4.5. Providers perspectives

The team explored reasons for observed practices by interviewing providers, who reported that high caseload, causing bed shortages, was the main reason for near-routine labor augmentation. The average observed number of women per bed per shift was four (Table 3). During data collection 100 women were admitted daily with a patient–provider ratio of 8:1. In addition to normal deliveries, cases included obstetric emergencies requiring multiple providers, skewing the patient–provider ratio. Cases were unequally distributed, overloading staff at peak times. Providers are also responsible for time-consuming teaching responsibilities. The absence of normal labor protocols at the facility, unfamiliarity of junior providers with factors contributing to maternal deaths in Egypt in general and with potential risks of oxytocin administration in particular, all contribute to the practices observed. However, habits acquired in high-caseload situations can be subsequently applied in settings with fewer manpower or resource constraints. The similar augmentation pattern observed in the free, high caseload department and the paying, low caseload department supports this hypothesis (Table 1).

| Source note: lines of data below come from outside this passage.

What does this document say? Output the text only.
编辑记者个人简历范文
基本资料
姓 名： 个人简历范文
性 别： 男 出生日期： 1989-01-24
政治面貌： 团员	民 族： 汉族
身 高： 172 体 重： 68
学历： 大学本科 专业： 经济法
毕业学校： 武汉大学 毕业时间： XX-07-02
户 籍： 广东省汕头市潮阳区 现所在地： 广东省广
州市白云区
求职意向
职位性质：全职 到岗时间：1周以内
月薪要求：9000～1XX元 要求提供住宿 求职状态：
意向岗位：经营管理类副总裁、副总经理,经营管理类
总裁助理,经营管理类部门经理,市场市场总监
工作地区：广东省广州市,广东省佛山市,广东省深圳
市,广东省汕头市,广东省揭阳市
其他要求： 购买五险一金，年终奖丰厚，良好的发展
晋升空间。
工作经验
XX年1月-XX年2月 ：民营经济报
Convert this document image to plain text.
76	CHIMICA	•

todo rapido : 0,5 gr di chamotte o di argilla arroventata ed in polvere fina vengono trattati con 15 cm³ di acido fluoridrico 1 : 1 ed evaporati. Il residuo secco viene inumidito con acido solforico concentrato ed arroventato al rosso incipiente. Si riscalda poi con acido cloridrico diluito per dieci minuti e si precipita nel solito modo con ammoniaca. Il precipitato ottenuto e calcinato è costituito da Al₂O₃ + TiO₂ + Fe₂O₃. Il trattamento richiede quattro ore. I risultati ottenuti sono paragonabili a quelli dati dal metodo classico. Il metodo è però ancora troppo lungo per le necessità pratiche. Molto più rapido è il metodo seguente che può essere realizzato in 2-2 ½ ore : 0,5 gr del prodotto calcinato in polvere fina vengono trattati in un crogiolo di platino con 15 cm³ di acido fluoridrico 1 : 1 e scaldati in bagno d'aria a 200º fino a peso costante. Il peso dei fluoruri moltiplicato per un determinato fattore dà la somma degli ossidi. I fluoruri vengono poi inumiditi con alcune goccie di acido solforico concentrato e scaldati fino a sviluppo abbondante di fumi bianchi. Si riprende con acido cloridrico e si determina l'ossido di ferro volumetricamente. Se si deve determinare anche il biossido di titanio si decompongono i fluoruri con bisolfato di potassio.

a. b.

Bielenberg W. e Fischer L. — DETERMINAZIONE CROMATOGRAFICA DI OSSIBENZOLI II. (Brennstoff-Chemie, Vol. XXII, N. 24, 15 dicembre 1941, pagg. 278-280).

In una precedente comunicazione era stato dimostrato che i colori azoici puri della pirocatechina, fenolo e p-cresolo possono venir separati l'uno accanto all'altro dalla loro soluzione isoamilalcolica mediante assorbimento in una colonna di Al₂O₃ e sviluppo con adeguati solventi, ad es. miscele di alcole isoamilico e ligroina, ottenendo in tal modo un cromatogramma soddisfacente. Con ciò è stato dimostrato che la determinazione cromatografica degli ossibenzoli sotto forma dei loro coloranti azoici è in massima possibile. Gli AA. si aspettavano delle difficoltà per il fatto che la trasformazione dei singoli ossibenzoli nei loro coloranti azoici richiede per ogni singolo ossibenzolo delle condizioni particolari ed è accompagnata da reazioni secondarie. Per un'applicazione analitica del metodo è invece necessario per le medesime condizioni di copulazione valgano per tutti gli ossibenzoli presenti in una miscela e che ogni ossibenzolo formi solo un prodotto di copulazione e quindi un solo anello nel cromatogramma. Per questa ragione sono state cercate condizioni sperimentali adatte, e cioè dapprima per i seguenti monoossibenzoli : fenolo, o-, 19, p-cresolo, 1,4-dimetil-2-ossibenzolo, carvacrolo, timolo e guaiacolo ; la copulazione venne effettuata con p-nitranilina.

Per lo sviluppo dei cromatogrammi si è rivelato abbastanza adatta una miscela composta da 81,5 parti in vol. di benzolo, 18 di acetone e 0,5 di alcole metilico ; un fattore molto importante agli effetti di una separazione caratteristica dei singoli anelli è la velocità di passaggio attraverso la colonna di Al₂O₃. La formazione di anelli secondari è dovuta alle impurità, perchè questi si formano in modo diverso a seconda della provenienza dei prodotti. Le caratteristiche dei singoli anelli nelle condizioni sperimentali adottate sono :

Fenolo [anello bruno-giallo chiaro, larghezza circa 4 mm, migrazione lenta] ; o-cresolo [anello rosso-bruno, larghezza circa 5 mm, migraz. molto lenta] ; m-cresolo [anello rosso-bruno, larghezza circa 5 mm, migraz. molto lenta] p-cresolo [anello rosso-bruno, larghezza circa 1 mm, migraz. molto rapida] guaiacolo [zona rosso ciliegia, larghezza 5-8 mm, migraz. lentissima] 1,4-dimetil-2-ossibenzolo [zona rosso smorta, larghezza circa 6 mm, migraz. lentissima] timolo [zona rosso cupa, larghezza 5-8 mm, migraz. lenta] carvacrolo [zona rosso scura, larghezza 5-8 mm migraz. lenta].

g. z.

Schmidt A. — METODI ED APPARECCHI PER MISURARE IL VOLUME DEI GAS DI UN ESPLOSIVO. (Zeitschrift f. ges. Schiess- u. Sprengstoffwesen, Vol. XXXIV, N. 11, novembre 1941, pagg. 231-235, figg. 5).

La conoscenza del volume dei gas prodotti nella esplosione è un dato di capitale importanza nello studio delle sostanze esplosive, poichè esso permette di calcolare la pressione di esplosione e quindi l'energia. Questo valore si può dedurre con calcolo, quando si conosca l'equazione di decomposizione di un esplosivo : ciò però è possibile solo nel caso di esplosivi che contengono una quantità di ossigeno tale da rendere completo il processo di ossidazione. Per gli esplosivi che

Based on these findings, the hospital is at the time of writing instituting a normal labor protocol and exploring strategies to alleviate bed shortages.

5. Conclusions

Providers are working in challenging circumstances. However, the near-routine, inadequately monitored and largely inappropriate augmentation level documented is worrying given Egypt’s improved but significant maternal and neonatal mortality levels. The findings illustrate ‘an obstetric treatment which is safe in well-defined situations and which may have significant negative effects where the same technical quality of care cannot be guaranteed’ [14]. The impact of inappropriate practices in teaching facilities extends beyond their catchment area, when obstetricians complete their training and practice elsewhere. While most augmentation complications can be potentially dealt with at this facility, this is unlikely in less well-equipped situations. Moreover, obstetricians are often emulated by less qualified providers. ‘Sites of modern medicine frequently serve as principal sources of practices among peripheral health and paramedical workers’ [19]. This is supported by research from Egypt [20] showing-according to women’s reports—oxytocin administration by community-based midwives (dayas) and private practitioners in small facilities.

5.1. Recommendations

All providers should be aware of the potential risks associated with oxytocin and protocols for its administration should be followed stringently. Since providers view augmentation as a necessary coping mechanism, strategies to alleviate heavy caseloads and bed shortages should be instituted. Obstacles to adopting protocols for normal labor need to be explored.

Acknowledgments

The study was funded by the Ford Foundation, the American University in Cairo’s Social Research Center and the Population Council.